O Manifesto da Renúncia, escrito em 1965 por Yvonne Rainer – coreógrafa que fez parte do Judson Dance Theater, em Nova York –, representa uma época de grandes mudanças de paradigmas, em que a arte também reivindicava o seu valor intrínseco em reação à narrativa, ao academicismo, ao drama, realçando seus aspectos formais e funcionais. Nos anos 1980, em parte da Europa, esses valores retornam com a mesma força. Se nos anos 1960 esses ideais representavam a rebeldia e vinham em contraposição aos modelos artísticos estabelecidos, nos anos 1980 as companhias e grupos de dança recebem o apoio do Estado para desenvolver suas pesquisas com os mesmos objetivos.
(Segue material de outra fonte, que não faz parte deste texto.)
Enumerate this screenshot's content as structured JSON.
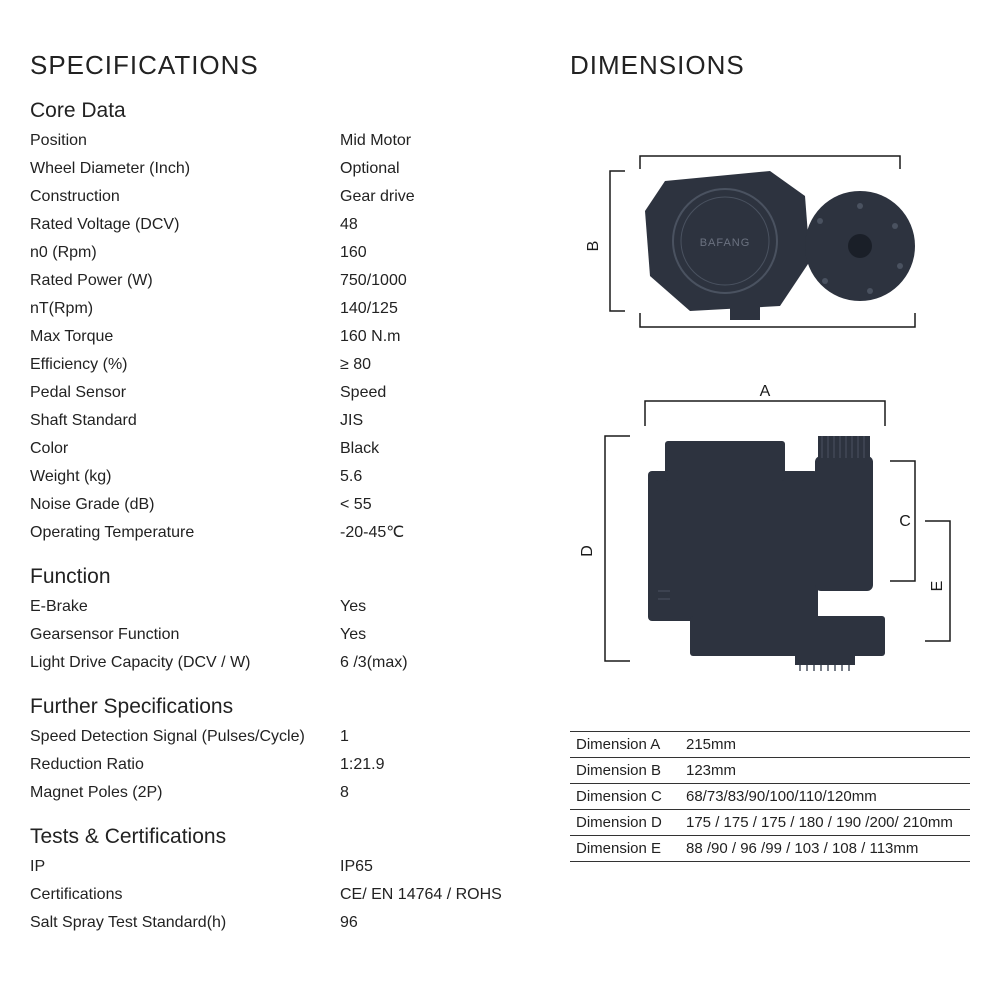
{
  "titles": {
    "specifications": "SPECIFICATIONS",
    "dimensions": "DIMENSIONS"
  },
  "sections": {
    "core_data": {
      "title": "Core Data",
      "rows": [
        {
          "label": "Position",
          "value": "Mid Motor"
        },
        {
          "label": "Wheel Diameter (Inch)",
          "value": "Optional"
        },
        {
          "label": "Construction",
          "value": "Gear drive"
        },
        {
          "label": "Rated Voltage (DCV)",
          "value": "48"
        },
        {
          "label": "n0 (Rpm)",
          "value": "160"
        },
        {
          "label": "Rated Power (W)",
          "value": "750/1000"
        },
        {
          "label": "nT(Rpm)",
          "value": "140/125"
        },
        {
          "label": "Max Torque",
          "value": "160 N.m"
        },
        {
          "label": "Efficiency (%)",
          "value": "≥ 80"
        },
        {
          "label": "Pedal Sensor",
          "value": "Speed"
        },
        {
          "label": "Shaft Standard",
          "value": "JIS"
        },
        {
          "label": "Color",
          "value": "Black"
        },
        {
          "label": "Weight (kg)",
          "value": "5.6"
        },
        {
          "label": "Noise Grade (dB)",
          "value": "< 55"
        },
        {
          "label": "Operating Temperature",
          "value": "-20-45℃"
        }
      ]
    },
    "function": {
      "title": "Function",
      "rows": [
        {
          "label": "E-Brake",
          "value": "Yes"
        },
        {
          "label": "Gearsensor Function",
          "value": "Yes"
        },
        {
          "label": "Light Drive Capacity (DCV / W)",
          "value": "6 /3(max)"
        }
      ]
    },
    "further": {
      "title": "Further Specifications",
      "rows": [
        {
          "label": "Speed Detection Signal (Pulses/Cycle)",
          "value": "1"
        },
        {
          "label": "Reduction Ratio",
          "value": "1:21.9"
        },
        {
          "label": "Magnet Poles (2P)",
          "value": "8"
        }
      ]
    },
    "tests": {
      "title": "Tests & Certifications",
      "rows": [
        {
          "label": "IP",
          "value": "IP65"
        },
        {
          "label": "Certifications",
          "value": "CE/ EN 14764 / ROHS"
        },
        {
          "label": "Salt Spray Test Standard(h)",
          "value": "96"
        }
      ]
    }
  },
  "dimensions_table": {
    "rows": [
      {
        "label": "Dimension A",
        "value": "215mm"
      },
      {
        "label": "Dimension B",
        "value": "123mm"
      },
      {
        "label": "Dimension C",
        "value": "68/73/83/90/100/110/120mm"
      },
      {
        "label": "Dimension D",
        "value": "175 / 175 / 175 / 180 / 190 /200/ 210mm"
      },
      {
        "label": "Dimension E",
        "value": "88 /90 / 96 /99 / 103 / 108 / 113mm"
      }
    ]
  },
  "diagram": {
    "labels": {
      "A": "A",
      "B": "B",
      "C": "C",
      "D": "D",
      "E": "E"
    },
    "brand": "BAFANG",
    "colors": {
      "motor": "#2d333f",
      "outline": "#1a1a1a",
      "dimline": "#1a1a1a",
      "text": "#1a1a1a"
    }
  }
}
No período entre 1981 e 1985, assistimos a vários grupos de dança contemporânea em Paris, no período em que cursávamos o Mestrado. Nesta época, conhecemos muitas companhias francesas, como a de Maguy Marin, Jean Claude Gallotta[1], além das alemãs Pina Bausch e Susanne Link, a belga Anne Teresa de Keersmarker, o holandês Jiri Kylian do Nederlands dans Theater e a norte-americana Carolyn Carlson, entre outros. Alguns deles são conhecidos e reconhecidos pela excelência de seus trabalhos até hoje.

Revendo os programas[2] dos espetáculos destas companhias, relembramos, pelas fotos, as criações que nos impressionaram e que até hoje guardamos na memória. As críticas da época apontavam o quanto esses coreógrafos foram inovadores nas suas criações e destacavam os verdadeiros espetáculos que aconteciam, a sua teatralidade e a característica híbrida das coreografias, ao mesclarem diferentes áreas das artes como o teatro, a literatura, o cinema e o vídeo, além de misturarem em cena atores e dançarinos. Na realidade, o que víamos era o desenvolvimento de espetáculos de teatro-dança.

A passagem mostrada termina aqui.